# New to group and tackling blown head gasket in B210



## mrsnak (Aug 29, 2011)

Hi all,
Pretty sure it's an A13 ('74) motor, and I have a manual for specs on the way, but have started disassembly for a blown head gasket.

Is the intake manifold only held on by the 4 upper visible bolts? Not budging with whacks with a rubber mallet and the motor appears untouched.

What's the proper way to coax this off?

I think exhaust will be easy with everything exposed.


----------



## mrsnak (Aug 29, 2011)

I notice that not too many mechanical questions get answered on the Classic Datsun forum. Is there another area I should post this question to?
TIA


----------



## SPEEDO (Jun 9, 2003)

there are 10 head bolts... 2 different lengths, so make sure you know what goes where... if I remember, only one bolt is different


----------



## mrsnak (Aug 29, 2011)

Thanks, Speedo, but it's not the head I'm having issues with, it's the intake manifold.
Maybe this will help:


----------



## SPEEDO (Jun 9, 2003)

sorry... there are 4 more on the bottom, (pull the exhaust with the intake)


----------



## mrsnak (Aug 29, 2011)

So the two are one piece? The only thing throwing me was that a couple of the exhaust manifold nuts seem almost impossible to get to without first removing the intake. Need to get at these with swivel sockets, I guess.


----------



## smj999smj (Jan 1, 2006)

It's been a long time since I worked on one! ...But, "back in the day," when replacing head gaskets on "A" and "L" motors, we would remove and install the cylinder head and intake/exhaust manifolds as an assembly. If the head needed to be resurfaced, we would remove and install the manifolds on the bench prior to reinstalling the head back onto the engine block.


----------



## mrsnak (Aug 29, 2011)

Thanks - that make so much more sense. Been more than a few years since I've done one of these, and I seem to remember having done exactly that in the past for my small motor cars.


----------



## smj999smj (Jan 1, 2006)

Yeah, don't think I've worked on an "A" motor since the late '80's! Good ol' cars, those B-210's! I wish they had used some undercoating from the factory, though!


----------



## mrsnak (Aug 29, 2011)

Thanks - this motor and transmission is currently in a 1961 Morris Minor Pickup.
It was a good conversion and the motor has done well for the few years I've had the car. No idea if the motor had been taken apart before but everything is very tight to remove so far. Also fitted with a carburetor from a '65 Dodge Dart.


----------



## mrsnak (Aug 29, 2011)

Got the head off and found the culprit.

Needed to take off the manifolds because someone welded an angled pipe right where the manifold bolts to the pipe, making it impossible (without cutting the pipe) to remove because the bolted stud on one side comes right down to the pipe (WTF?).

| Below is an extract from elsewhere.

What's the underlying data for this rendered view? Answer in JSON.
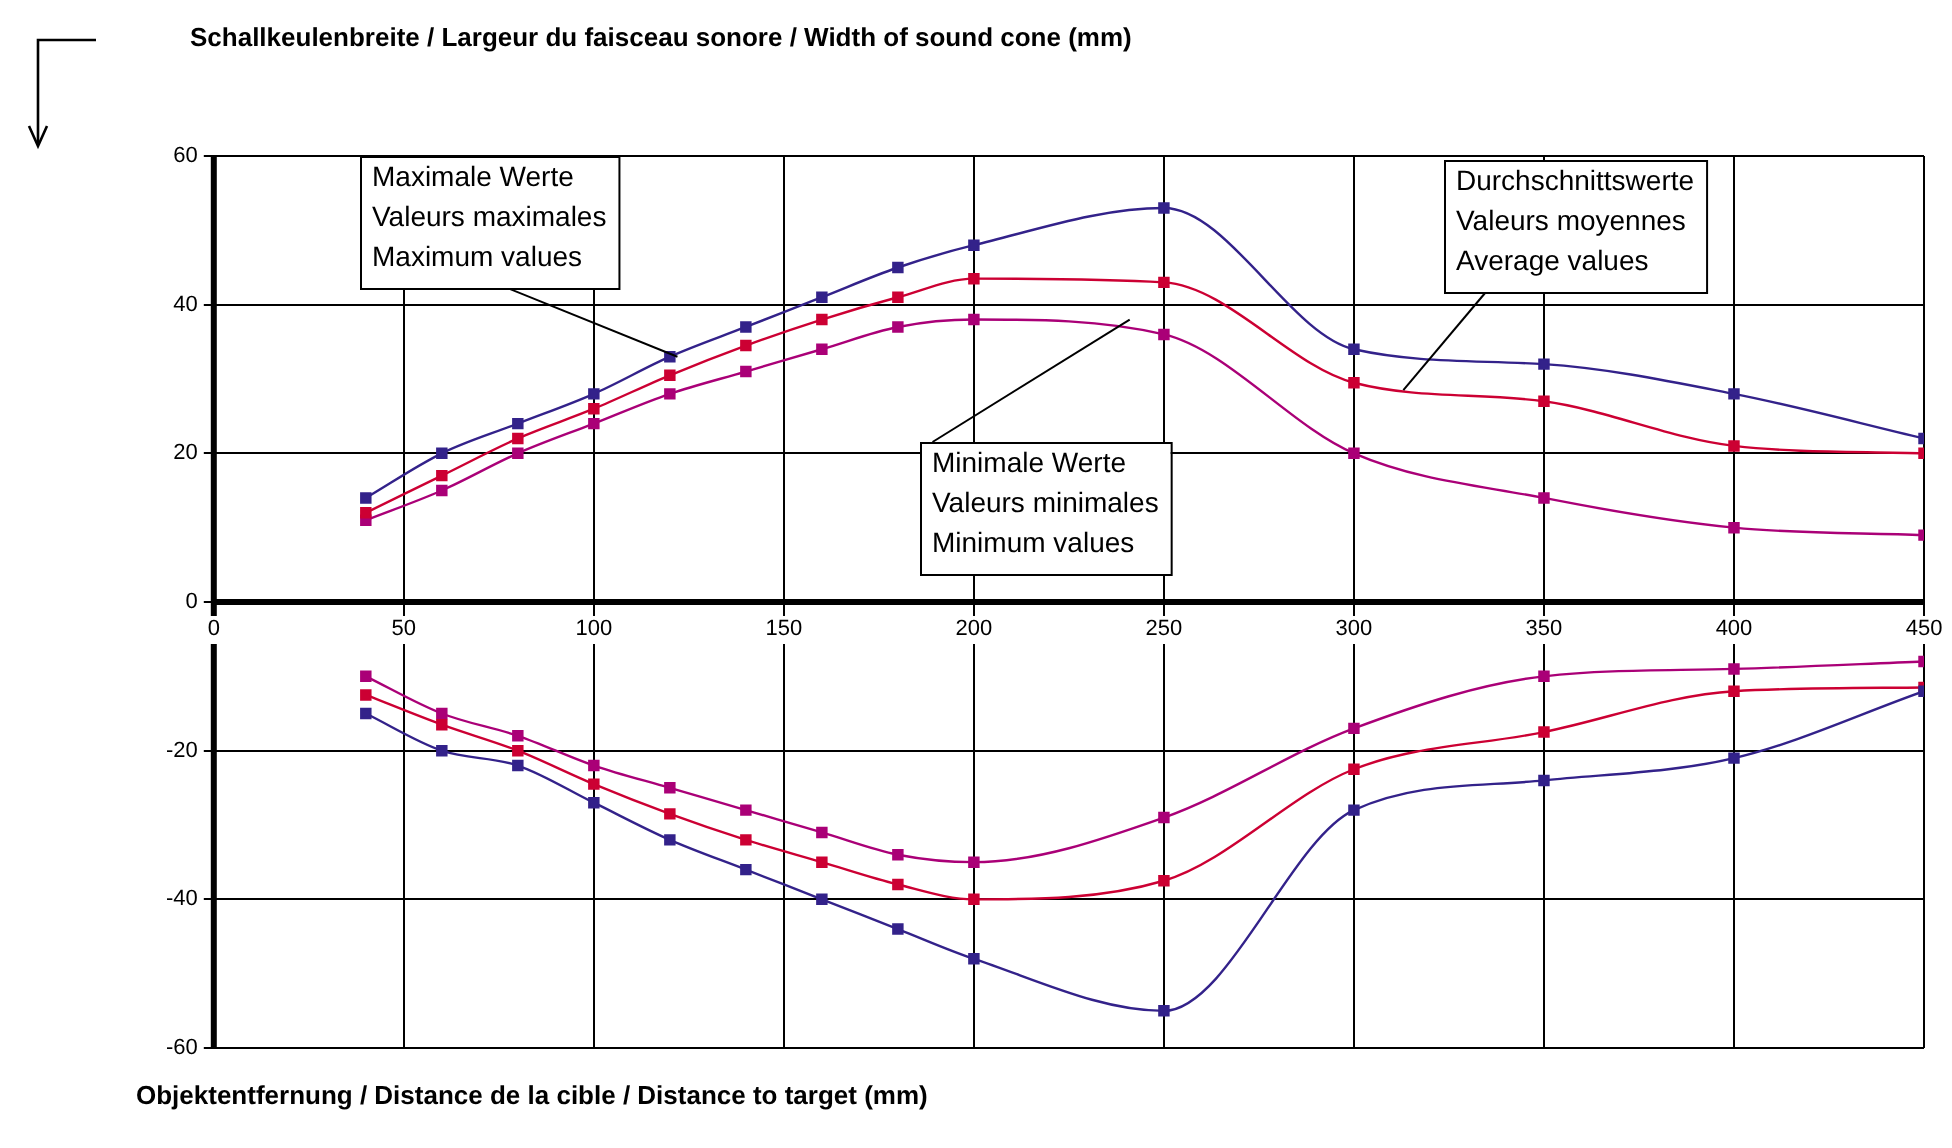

That being said, the gasket probably blew because the intake manifold was cracked (and broke off upon removable) at #4 piston. The ensuing vacuum leak probably overheated that area. (broken area circled)
Everything else looks good.

My problem - how many bolts hold the intake manifold to the exhaust?
I thought it was just the two (circled) Don't see any others.

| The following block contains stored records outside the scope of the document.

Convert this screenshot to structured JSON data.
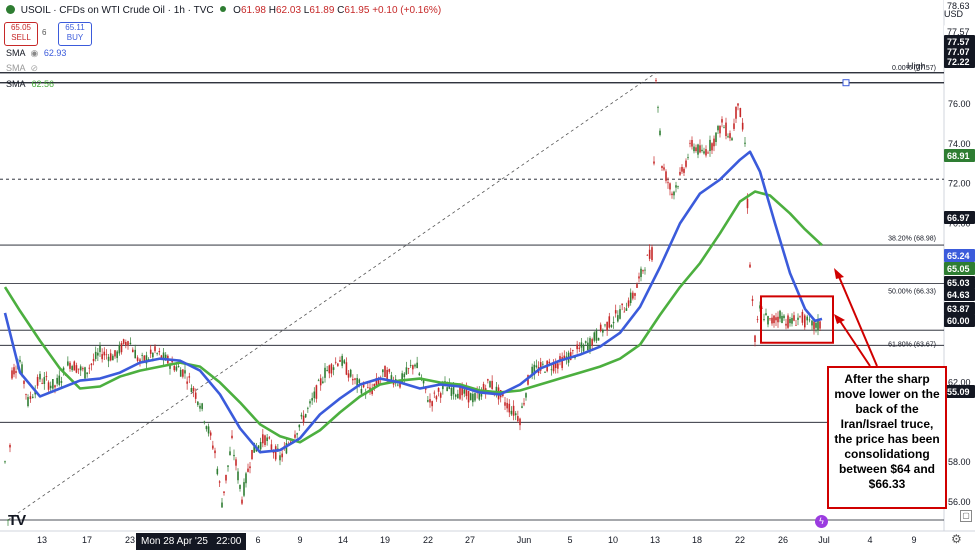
{
  "header": {
    "symbol": "USOIL · CFDs on WTI Crude Oil · 1h · TVC",
    "ohlc_prefix_o": "O",
    "open": "61.98",
    "ohlc_prefix_h": "H",
    "high": "62.03",
    "ohlc_prefix_l": "L",
    "low": "61.89",
    "ohlc_prefix_c": "C",
    "close": "61.95",
    "change": "+0.10 (+0.16%)",
    "sell_price": "65.05",
    "sell_label": "SELL",
    "spread": "6",
    "buy_price": "65.11",
    "buy_label": "BUY",
    "currency": "USD",
    "sma1_label": "SMA",
    "sma1_value": "62.93",
    "sma2_label": "SMA",
    "sma3_label": "SMA",
    "sma3_value": "62.56"
  },
  "colors": {
    "sma_blue": "#3b5bdb",
    "sma_green": "#4caf3f",
    "candle_up": "#2e7d32",
    "candle_down": "#c62828",
    "annotation": "#d00000"
  },
  "annotation_text": "After the sharp move lower on the back of the Iran/Israel truce, the price has been consolidationg between $64 and $66.33",
  "cursor_date_label": "Mon 28 Apr '25   22:00",
  "chart_data": {
    "type": "line",
    "title": "USOIL · CFDs on WTI Crude Oil · 1h · TVC",
    "ylim": [
      54.6,
      78.9
    ],
    "xlim": [
      0,
      975
    ],
    "y_ticks": [
      "76.00",
      "74.00",
      "72.00",
      "70.00",
      "68.00",
      "62.00",
      "58.00",
      "56.00"
    ],
    "x_ticks": [
      {
        "label": "13",
        "x": 42
      },
      {
        "label": "17",
        "x": 87
      },
      {
        "label": "23",
        "x": 130
      },
      {
        "label": "6",
        "x": 258
      },
      {
        "label": "9",
        "x": 300
      },
      {
        "label": "14",
        "x": 343
      },
      {
        "label": "19",
        "x": 385
      },
      {
        "label": "22",
        "x": 428
      },
      {
        "label": "27",
        "x": 470
      },
      {
        "label": "Jun",
        "x": 524
      },
      {
        "label": "5",
        "x": 570
      },
      {
        "label": "10",
        "x": 613
      },
      {
        "label": "13",
        "x": 655
      },
      {
        "label": "18",
        "x": 697
      },
      {
        "label": "22",
        "x": 740
      },
      {
        "label": "26",
        "x": 783
      },
      {
        "label": "Jul",
        "x": 824
      },
      {
        "label": "4",
        "x": 870
      },
      {
        "label": "9",
        "x": 914
      }
    ],
    "price_labels": [
      {
        "value": "78.63",
        "bg": "#ffffff",
        "fg": "#131722"
      },
      {
        "value": "77.57",
        "bg": "#ffffff",
        "fg": "#131722"
      },
      {
        "value": "77.57",
        "bg": "#131722",
        "fg": "#ffffff"
      },
      {
        "value": "77.07",
        "bg": "#131722",
        "fg": "#ffffff"
      },
      {
        "value": "72.22",
        "bg": "#131722",
        "fg": "#ffffff"
      },
      {
        "value": "68.91",
        "bg": "#2e7d32",
        "fg": "#ffffff"
      },
      {
        "value": "66.97",
        "bg": "#131722",
        "fg": "#ffffff"
      },
      {
        "value": "65.24",
        "bg": "#3b5bdb",
        "fg": "#ffffff"
      },
      {
        "value": "65.05",
        "bg": "#2e7d32",
        "fg": "#ffffff"
      },
      {
        "value": "65.03",
        "bg": "#131722",
        "fg": "#ffffff"
      },
      {
        "value": "64.63",
        "bg": "#131722",
        "fg": "#ffffff"
      },
      {
        "value": "63.87",
        "bg": "#131722",
        "fg": "#ffffff"
      },
      {
        "value": "60.00",
        "bg": "#131722",
        "fg": "#ffffff"
      },
      {
        "value": "55.09",
        "bg": "#131722",
        "fg": "#ffffff"
      }
    ],
    "high_label": "High",
    "horizontal_lines": [
      77.57,
      77.07,
      72.22,
      68.91,
      66.97,
      64.63,
      63.87,
      60.0,
      55.09
    ],
    "fib_levels": [
      {
        "label": "0.00% (77.57)",
        "value": 77.57
      },
      {
        "label": "38.20% (68.98)",
        "value": 68.98
      },
      {
        "label": "50.00% (66.33)",
        "value": 66.33
      },
      {
        "label": "61.80% (63.67)",
        "value": 63.67
      }
    ],
    "consolidation_box": {
      "x_start": "Jun 23",
      "x_end": "Jun 27",
      "low": 64.0,
      "high": 66.33
    },
    "series": [
      {
        "name": "SMA",
        "color": "#3b5bdb",
        "points": [
          [
            5,
            65.5
          ],
          [
            20,
            62.5
          ],
          [
            40,
            61.3
          ],
          [
            60,
            61.7
          ],
          [
            80,
            62.1
          ],
          [
            100,
            62.2
          ],
          [
            120,
            62.5
          ],
          [
            140,
            63.0
          ],
          [
            160,
            63.2
          ],
          [
            180,
            63.1
          ],
          [
            200,
            62.6
          ],
          [
            220,
            61.4
          ],
          [
            240,
            59.7
          ],
          [
            260,
            58.5
          ],
          [
            280,
            58.6
          ],
          [
            300,
            59.2
          ],
          [
            320,
            60.4
          ],
          [
            340,
            61.2
          ],
          [
            360,
            61.9
          ],
          [
            380,
            62.2
          ],
          [
            400,
            62.0
          ],
          [
            420,
            61.7
          ],
          [
            440,
            61.9
          ],
          [
            460,
            61.8
          ],
          [
            480,
            61.5
          ],
          [
            500,
            61.4
          ],
          [
            520,
            61.9
          ],
          [
            540,
            62.7
          ],
          [
            560,
            63.1
          ],
          [
            580,
            63.4
          ],
          [
            600,
            63.8
          ],
          [
            620,
            64.5
          ],
          [
            640,
            65.8
          ],
          [
            660,
            67.8
          ],
          [
            680,
            70.0
          ],
          [
            700,
            71.5
          ],
          [
            720,
            72.2
          ],
          [
            740,
            73.2
          ],
          [
            750,
            73.6
          ],
          [
            760,
            72.6
          ],
          [
            775,
            70.0
          ],
          [
            790,
            67.5
          ],
          [
            805,
            65.7
          ],
          [
            815,
            65.1
          ],
          [
            822,
            65.2
          ]
        ]
      },
      {
        "name": "SMA",
        "color": "#4caf3f",
        "points": [
          [
            5,
            66.8
          ],
          [
            20,
            65.6
          ],
          [
            40,
            64.1
          ],
          [
            60,
            62.7
          ],
          [
            80,
            61.7
          ],
          [
            100,
            61.8
          ],
          [
            120,
            62.3
          ],
          [
            140,
            62.6
          ],
          [
            160,
            62.8
          ],
          [
            180,
            63.0
          ],
          [
            200,
            62.8
          ],
          [
            220,
            62.0
          ],
          [
            240,
            61.0
          ],
          [
            260,
            59.9
          ],
          [
            280,
            59.3
          ],
          [
            300,
            59.0
          ],
          [
            320,
            59.6
          ],
          [
            340,
            60.5
          ],
          [
            360,
            61.3
          ],
          [
            380,
            61.9
          ],
          [
            400,
            62.1
          ],
          [
            420,
            62.2
          ],
          [
            440,
            62.0
          ],
          [
            460,
            61.9
          ],
          [
            480,
            61.6
          ],
          [
            500,
            61.5
          ],
          [
            520,
            61.6
          ],
          [
            540,
            61.9
          ],
          [
            560,
            62.2
          ],
          [
            580,
            62.5
          ],
          [
            600,
            62.8
          ],
          [
            620,
            63.2
          ],
          [
            640,
            63.9
          ],
          [
            660,
            65.4
          ],
          [
            680,
            66.8
          ],
          [
            700,
            68.0
          ],
          [
            720,
            69.5
          ],
          [
            740,
            71.1
          ],
          [
            755,
            71.6
          ],
          [
            770,
            71.4
          ],
          [
            790,
            70.5
          ],
          [
            805,
            69.7
          ],
          [
            822,
            68.9
          ]
        ]
      },
      {
        "name": "Price",
        "color": "#2e7d32",
        "points": [
          [
            5,
            58.0
          ],
          [
            8,
            55.1
          ],
          [
            12,
            62.5
          ],
          [
            20,
            63.1
          ],
          [
            28,
            61.0
          ],
          [
            40,
            62.2
          ],
          [
            55,
            61.8
          ],
          [
            70,
            63.0
          ],
          [
            85,
            62.5
          ],
          [
            100,
            63.5
          ],
          [
            115,
            63.3
          ],
          [
            128,
            64.2
          ],
          [
            140,
            63.0
          ],
          [
            155,
            63.5
          ],
          [
            170,
            63.0
          ],
          [
            185,
            62.5
          ],
          [
            200,
            61.0
          ],
          [
            215,
            58.5
          ],
          [
            222,
            56.0
          ],
          [
            232,
            59.0
          ],
          [
            242,
            56.2
          ],
          [
            252,
            58.5
          ],
          [
            265,
            59.2
          ],
          [
            280,
            58.2
          ],
          [
            295,
            59.5
          ],
          [
            310,
            60.8
          ],
          [
            325,
            62.5
          ],
          [
            340,
            63.2
          ],
          [
            355,
            62.0
          ],
          [
            370,
            61.5
          ],
          [
            385,
            62.5
          ],
          [
            400,
            62.0
          ],
          [
            415,
            63.0
          ],
          [
            430,
            61.0
          ],
          [
            445,
            61.8
          ],
          [
            460,
            61.5
          ],
          [
            475,
            61.2
          ],
          [
            490,
            62.0
          ],
          [
            505,
            61.0
          ],
          [
            520,
            60.2
          ],
          [
            530,
            62.5
          ],
          [
            545,
            62.8
          ],
          [
            560,
            63.0
          ],
          [
            575,
            63.5
          ],
          [
            590,
            64.0
          ],
          [
            605,
            64.8
          ],
          [
            620,
            65.5
          ],
          [
            635,
            66.5
          ],
          [
            645,
            68.0
          ],
          [
            652,
            68.5
          ],
          [
            656,
            77.5
          ],
          [
            662,
            73.0
          ],
          [
            672,
            71.5
          ],
          [
            682,
            72.5
          ],
          [
            692,
            74.0
          ],
          [
            702,
            73.5
          ],
          [
            712,
            74.0
          ],
          [
            722,
            75.0
          ],
          [
            732,
            74.3
          ],
          [
            738,
            76.2
          ],
          [
            745,
            74.0
          ],
          [
            750,
            68.0
          ],
          [
            755,
            64.1
          ],
          [
            760,
            65.7
          ],
          [
            770,
            65.0
          ],
          [
            780,
            65.4
          ],
          [
            790,
            65.0
          ],
          [
            800,
            65.3
          ],
          [
            812,
            64.8
          ],
          [
            822,
            64.9
          ]
        ]
      }
    ]
  }
}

The break was clean and I'd like to get it welded. Probably impossible to find a used one for a decent price.


----------



## mrsnak (Aug 29, 2011)

Hello?...Hello? (makes tapping noises on the screen)


;-)


----------



## SPEEDO (Jun 9, 2003)

I was looking at some old pics, one says 9 and another says 11... total
I'll see if I can find a different pic


----------



## mrsnak (Aug 29, 2011)

Thanks for getting back (thumbs up)

Just for the intake manifold for where it bolts to the exhaust below?
I have both manifolds disconnected from the head, but I need to separate the intake (top manifold) from the bottom (exhaust manifold) I can only see two bolts (circled) and I already unbolted them. It's as if there are two (or one?) more somewhere still holding it in place. I don't see them unless you need to get to them from underneath.
I do know there is a gasket sandwiched between the two.
I have a Clymer book on the way, but the company that I bought it from send books media mail. Two weeks after shipment, still no book. :-(


----------



## SPEEDO (Jun 9, 2003)

yep! two bolts from the bottom...


----------



## mrsnak (Aug 29, 2011)

Thanks Speedo. Didn't see them. Will feel around for them.


----------



## mrsnak (Aug 29, 2011)

More than just 2 bolts, bolted line from exhaust to intake.

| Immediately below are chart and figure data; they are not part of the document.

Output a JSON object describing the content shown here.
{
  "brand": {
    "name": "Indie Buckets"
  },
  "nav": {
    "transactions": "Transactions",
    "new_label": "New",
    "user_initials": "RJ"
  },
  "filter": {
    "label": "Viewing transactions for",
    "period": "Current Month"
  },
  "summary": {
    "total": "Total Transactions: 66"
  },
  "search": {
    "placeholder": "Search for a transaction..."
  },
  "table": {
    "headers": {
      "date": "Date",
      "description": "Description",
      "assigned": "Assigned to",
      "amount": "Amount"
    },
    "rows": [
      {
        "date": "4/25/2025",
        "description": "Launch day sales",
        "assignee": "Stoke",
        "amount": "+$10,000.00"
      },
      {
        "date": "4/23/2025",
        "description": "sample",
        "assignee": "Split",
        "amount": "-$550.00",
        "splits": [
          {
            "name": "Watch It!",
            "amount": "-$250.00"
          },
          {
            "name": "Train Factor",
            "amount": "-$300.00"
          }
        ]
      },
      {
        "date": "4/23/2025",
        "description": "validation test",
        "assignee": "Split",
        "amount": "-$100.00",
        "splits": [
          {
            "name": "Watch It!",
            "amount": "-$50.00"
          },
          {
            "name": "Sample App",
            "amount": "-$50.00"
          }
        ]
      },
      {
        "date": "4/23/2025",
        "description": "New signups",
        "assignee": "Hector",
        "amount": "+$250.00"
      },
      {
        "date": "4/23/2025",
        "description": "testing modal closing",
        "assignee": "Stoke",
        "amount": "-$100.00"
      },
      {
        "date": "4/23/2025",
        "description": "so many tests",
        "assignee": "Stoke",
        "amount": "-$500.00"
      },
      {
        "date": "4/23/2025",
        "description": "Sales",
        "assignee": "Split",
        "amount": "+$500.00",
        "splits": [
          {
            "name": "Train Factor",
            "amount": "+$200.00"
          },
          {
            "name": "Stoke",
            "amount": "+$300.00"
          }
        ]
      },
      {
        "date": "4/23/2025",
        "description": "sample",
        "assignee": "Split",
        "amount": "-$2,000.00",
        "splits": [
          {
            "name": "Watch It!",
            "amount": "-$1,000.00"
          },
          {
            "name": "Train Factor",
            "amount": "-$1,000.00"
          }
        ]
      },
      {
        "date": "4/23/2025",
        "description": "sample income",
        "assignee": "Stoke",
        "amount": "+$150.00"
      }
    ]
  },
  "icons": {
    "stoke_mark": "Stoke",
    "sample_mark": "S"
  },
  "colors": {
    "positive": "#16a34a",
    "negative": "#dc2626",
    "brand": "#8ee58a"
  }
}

Methinks I need the Datsun 1200 forum for this project.

Thanks to both you guys for trying to help.


----------



## mrsnak (Aug 29, 2011)

This was really a situation where I needed to remove the manifolds on the bench, rather than in the car.
Was really shooting the dark trying to find all the bolts. Ended up cutting the exhaust underneath the car so I could bring the entire unit out. Could not unbolt the manifold because one of the manifold studs actually touched the pipe (someone welded it so that it would fit) When I did reassembly, I put a shorter stud on the one that touched:










Got a friend of mine to zerox some pages from a good repair manual as well as found myself a Clymer book, and got all the tolerances and torque settings. 

Imagine my newbie surprise to find out that I had a 1400 motor from about 1980. 
Didn't realize "A14" was stamped on the block until someone alerted me.
This was after (of course) I got an A13 gasket set - mostly good except the bore is larger on the A14. It was the cracked manifold that caused the head gasket to blow, and I caught it so quickly, no other damage was done. Overall engine temperature stayed cool, so no warpage at all in the head. Had it mic'd just to be sure. Both the block and the head cleaned up very nicely.




























Got my intake manifold welded up and milled the intake and exhaust together to get a smooth fit










Easy solution for where I cut the exhaust, now I can simply unbolt from here if ever I need to do this in the future:










Anyway, got it back together myself and here was the moment of truth:

Morris running - YouTube


----------



## mrsnak (Aug 29, 2011)

mrsnak said:


> "Didn't realize "A14" was stamped on the block until someone alerted me.
> This was after (of course) I got an A13 gasket set - mostly good except the bore is larger on the A14. "


Meant that the bore on the A13 is smaller ;-)


----------